Соколов стоически переносит тяготы бремени положения «бывшего». Он не реагирует на шуточки коллег, не обсуждает мое легкомысленное поведение, не сплетничает. Иногда ввязывается в редакционную интригу, если в ней затронуто мое имя. При этом считает своим долгом посвятить меня в производственные секреты. Лешка считается своим среди всех кланов. Я его за это презираю. Беспринципный мужчина – это не мужчина.
– Не ори, Соколов, у тебя горло заболит от напряжения, – сказала я, – лучше сходи за сумками.

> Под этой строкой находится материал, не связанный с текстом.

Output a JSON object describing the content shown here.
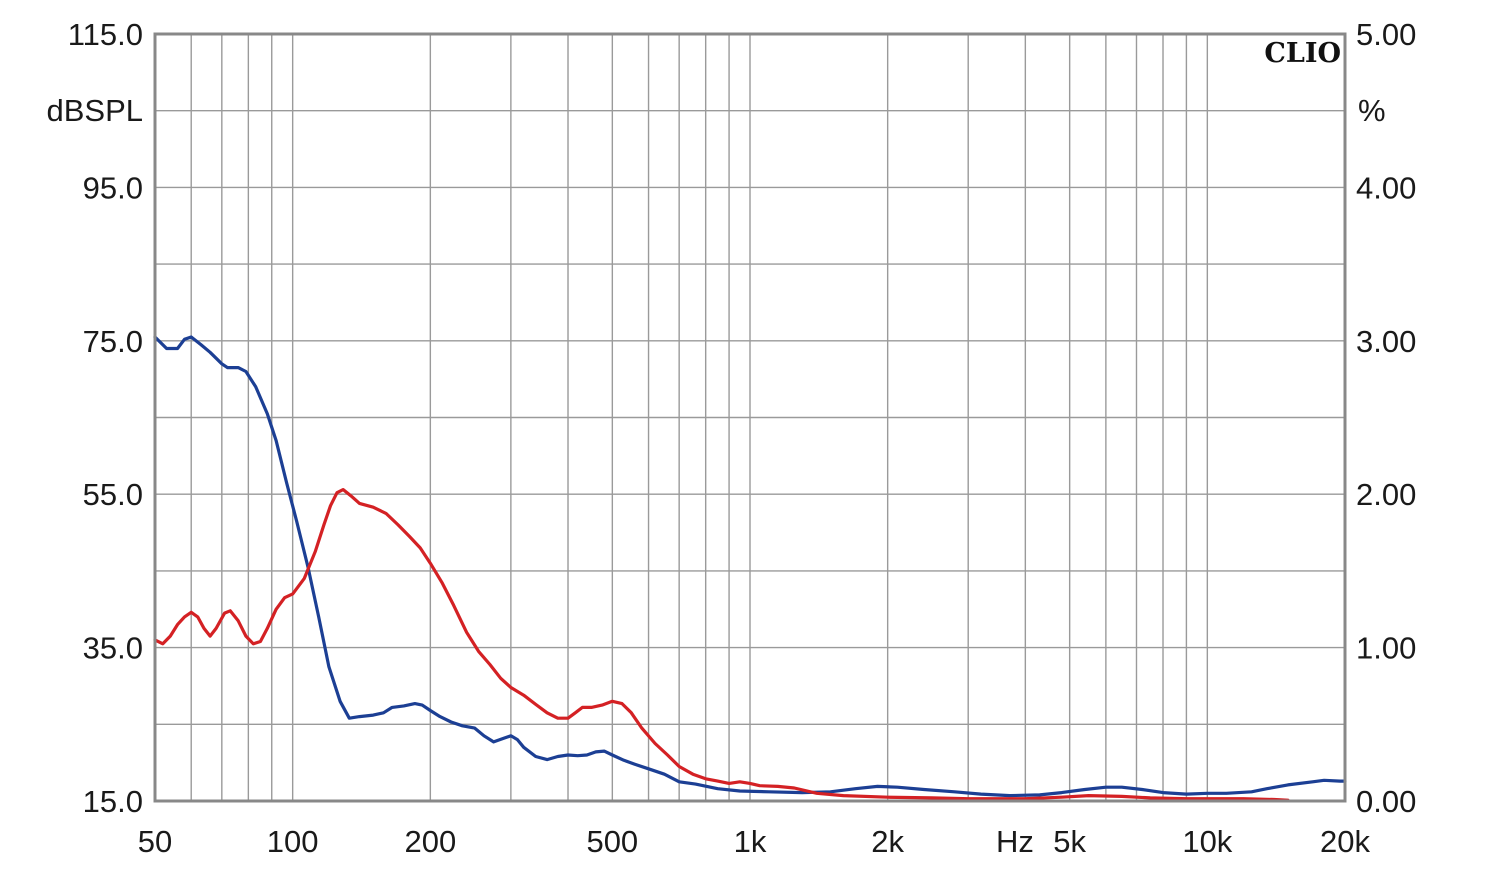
{
  "chart_data": {
    "type": "line",
    "brand": "CLIO",
    "x_scale": "log",
    "xlim": [
      50,
      20000
    ],
    "ylim_left": [
      15,
      115
    ],
    "ylim_right": [
      0,
      5
    ],
    "left_unit": "dBSPL",
    "right_unit": "%",
    "x_unit": "Hz",
    "grid": true,
    "left_ticks": [
      {
        "value": 115,
        "label": "115.0"
      },
      {
        "value": 95,
        "label": "95.0"
      },
      {
        "value": 75,
        "label": "75.0"
      },
      {
        "value": 55,
        "label": "55.0"
      },
      {
        "value": 35,
        "label": "35.0"
      },
      {
        "value": 15,
        "label": "15.0"
      }
    ],
    "right_ticks": [
      {
        "value": 5,
        "label": "5.00"
      },
      {
        "value": 4,
        "label": "4.00"
      },
      {
        "value": 3,
        "label": "3.00"
      },
      {
        "value": 2,
        "label": "2.00"
      },
      {
        "value": 1,
        "label": "1.00"
      },
      {
        "value": 0,
        "label": "0.00"
      }
    ],
    "x_ticks": [
      {
        "value": 50,
        "label": "50"
      },
      {
        "value": 100,
        "label": "100"
      },
      {
        "value": 200,
        "label": "200"
      },
      {
        "value": 500,
        "label": "500"
      },
      {
        "value": 1000,
        "label": "1k"
      },
      {
        "value": 2000,
        "label": "2k"
      },
      {
        "value": 5000,
        "label": "5k"
      },
      {
        "value": 10000,
        "label": "10k"
      },
      {
        "value": 20000,
        "label": "20k"
      }
    ],
    "series": [
      {
        "color": "#1c3f94",
        "axis": "left",
        "points": [
          [
            50,
            75.5
          ],
          [
            53,
            74.0
          ],
          [
            56,
            74.0
          ],
          [
            58,
            75.2
          ],
          [
            60,
            75.5
          ],
          [
            63,
            74.5
          ],
          [
            66,
            73.5
          ],
          [
            70,
            72.0
          ],
          [
            72,
            71.5
          ],
          [
            76,
            71.5
          ],
          [
            79,
            71.0
          ],
          [
            83,
            69.0
          ],
          [
            88,
            65.5
          ],
          [
            92,
            62.0
          ],
          [
            97,
            56.5
          ],
          [
            102,
            51.5
          ],
          [
            108,
            45.5
          ],
          [
            114,
            39.0
          ],
          [
            120,
            32.5
          ],
          [
            127,
            28.0
          ],
          [
            133,
            25.8
          ],
          [
            140,
            26.0
          ],
          [
            150,
            26.2
          ],
          [
            158,
            26.5
          ],
          [
            165,
            27.2
          ],
          [
            175,
            27.4
          ],
          [
            185,
            27.7
          ],
          [
            192,
            27.5
          ],
          [
            200,
            26.8
          ],
          [
            210,
            26.0
          ],
          [
            222,
            25.3
          ],
          [
            235,
            24.8
          ],
          [
            250,
            24.5
          ],
          [
            262,
            23.5
          ],
          [
            275,
            22.7
          ],
          [
            290,
            23.2
          ],
          [
            300,
            23.5
          ],
          [
            310,
            23.0
          ],
          [
            320,
            22.0
          ],
          [
            340,
            20.8
          ],
          [
            360,
            20.4
          ],
          [
            380,
            20.8
          ],
          [
            400,
            21.0
          ],
          [
            420,
            20.9
          ],
          [
            440,
            21.0
          ],
          [
            460,
            21.4
          ],
          [
            480,
            21.5
          ],
          [
            500,
            21.0
          ],
          [
            530,
            20.3
          ],
          [
            560,
            19.8
          ],
          [
            600,
            19.2
          ],
          [
            650,
            18.5
          ],
          [
            700,
            17.5
          ],
          [
            760,
            17.2
          ],
          [
            850,
            16.6
          ],
          [
            950,
            16.3
          ],
          [
            1100,
            16.2
          ],
          [
            1300,
            16.1
          ],
          [
            1500,
            16.2
          ],
          [
            1700,
            16.6
          ],
          [
            1900,
            16.9
          ],
          [
            2100,
            16.8
          ],
          [
            2400,
            16.5
          ],
          [
            2800,
            16.2
          ],
          [
            3200,
            15.9
          ],
          [
            3700,
            15.7
          ],
          [
            4300,
            15.8
          ],
          [
            4800,
            16.1
          ],
          [
            5400,
            16.5
          ],
          [
            6000,
            16.8
          ],
          [
            6500,
            16.8
          ],
          [
            7200,
            16.5
          ],
          [
            8000,
            16.1
          ],
          [
            9000,
            15.9
          ],
          [
            10000,
            16.0
          ],
          [
            11000,
            16.0
          ],
          [
            12500,
            16.2
          ],
          [
            13500,
            16.6
          ],
          [
            15000,
            17.1
          ],
          [
            17000,
            17.5
          ],
          [
            18000,
            17.7
          ],
          [
            19500,
            17.6
          ],
          [
            20000,
            17.6
          ]
        ]
      },
      {
        "color": "#d42124",
        "axis": "left",
        "points": [
          [
            50,
            36.0
          ],
          [
            52,
            35.5
          ],
          [
            54,
            36.5
          ],
          [
            56,
            38.0
          ],
          [
            58,
            39.0
          ],
          [
            60,
            39.6
          ],
          [
            62,
            39.0
          ],
          [
            64,
            37.5
          ],
          [
            66,
            36.5
          ],
          [
            68,
            37.5
          ],
          [
            71,
            39.5
          ],
          [
            73,
            39.8
          ],
          [
            76,
            38.5
          ],
          [
            79,
            36.5
          ],
          [
            82,
            35.5
          ],
          [
            85,
            35.8
          ],
          [
            88,
            37.5
          ],
          [
            92,
            40.0
          ],
          [
            96,
            41.5
          ],
          [
            100,
            42.0
          ],
          [
            106,
            44.0
          ],
          [
            112,
            47.5
          ],
          [
            117,
            51.0
          ],
          [
            121,
            53.5
          ],
          [
            125,
            55.2
          ],
          [
            129,
            55.6
          ],
          [
            134,
            54.8
          ],
          [
            140,
            53.8
          ],
          [
            150,
            53.3
          ],
          [
            160,
            52.5
          ],
          [
            170,
            51.0
          ],
          [
            180,
            49.5
          ],
          [
            190,
            48.0
          ],
          [
            200,
            46.0
          ],
          [
            212,
            43.5
          ],
          [
            225,
            40.5
          ],
          [
            240,
            37.0
          ],
          [
            255,
            34.5
          ],
          [
            270,
            32.8
          ],
          [
            285,
            31.0
          ],
          [
            300,
            29.8
          ],
          [
            320,
            28.8
          ],
          [
            340,
            27.6
          ],
          [
            360,
            26.5
          ],
          [
            380,
            25.8
          ],
          [
            400,
            25.8
          ],
          [
            415,
            26.5
          ],
          [
            430,
            27.2
          ],
          [
            450,
            27.2
          ],
          [
            475,
            27.5
          ],
          [
            500,
            28.0
          ],
          [
            525,
            27.7
          ],
          [
            550,
            26.5
          ],
          [
            580,
            24.5
          ],
          [
            620,
            22.5
          ],
          [
            660,
            21.0
          ],
          [
            700,
            19.5
          ],
          [
            750,
            18.5
          ],
          [
            800,
            17.9
          ],
          [
            850,
            17.6
          ],
          [
            900,
            17.3
          ],
          [
            950,
            17.5
          ],
          [
            1000,
            17.3
          ],
          [
            1050,
            17.0
          ],
          [
            1150,
            16.9
          ],
          [
            1250,
            16.7
          ],
          [
            1400,
            16.0
          ],
          [
            1600,
            15.7
          ],
          [
            2000,
            15.5
          ],
          [
            2500,
            15.4
          ],
          [
            3000,
            15.3
          ],
          [
            3500,
            15.3
          ],
          [
            4000,
            15.3
          ],
          [
            4800,
            15.5
          ],
          [
            5500,
            15.7
          ],
          [
            6500,
            15.6
          ],
          [
            7500,
            15.4
          ],
          [
            9000,
            15.3
          ],
          [
            10500,
            15.3
          ],
          [
            12000,
            15.3
          ],
          [
            14000,
            15.2
          ],
          [
            15000,
            15.1
          ]
        ]
      }
    ]
  }
}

И Лешка бросился выполнять мое поручение. Хоть и бывший жених, но галантный, расторопный. А мне понравилась роль управительницы бала: ведь это был мой день рождения, и я имела полное и законное право командовать и повелевать на всю катушку. Сонька за моей спиной освоилась, она уже вовсю чародействовала со столами. Верная подруга устроила настоящие фокусы, откуда-то достала тарелки, столовые приборы, по ее повелению принесли чашки, ложки, рюмки. Роль римской патронессы у подруги получилась куда лучше, чем у меня. И я спокойно присела в углу. Соня все делает в превосходной степени – и пишет, и хозяйничает. Она толковее меня. Так что же мне теперь делать? Не могу же я просидеть всю жизнь в темном углу в обнимку со своими феромонами? Мне вдруг остро захотелось домой, к маме, в сад, где все ясно и просто, как яблоневые побеги. Есть росток и почва, силы и желание, и тогда яблоня крепнет, растет, увеличивается, а когда приходит срок, она благополучно плодоносит. Схема проста, как все производное от природы. Отчего же у меня так смутно на душе? Под ногами нет твердой почвы, я в чужом городе. Во мне живет постоянная величина – это вибрация страха. Физические силы давно закончились от бесконечных диет, даже греко-римский рецепт не помог обрести стойкое равновесие. В душе роятся смутные и неопределенные желания. Росток постоянно дергают в разные стороны чужие инстинкты и амбиции. Мне не выжить в этом городе. Здесь все чужое.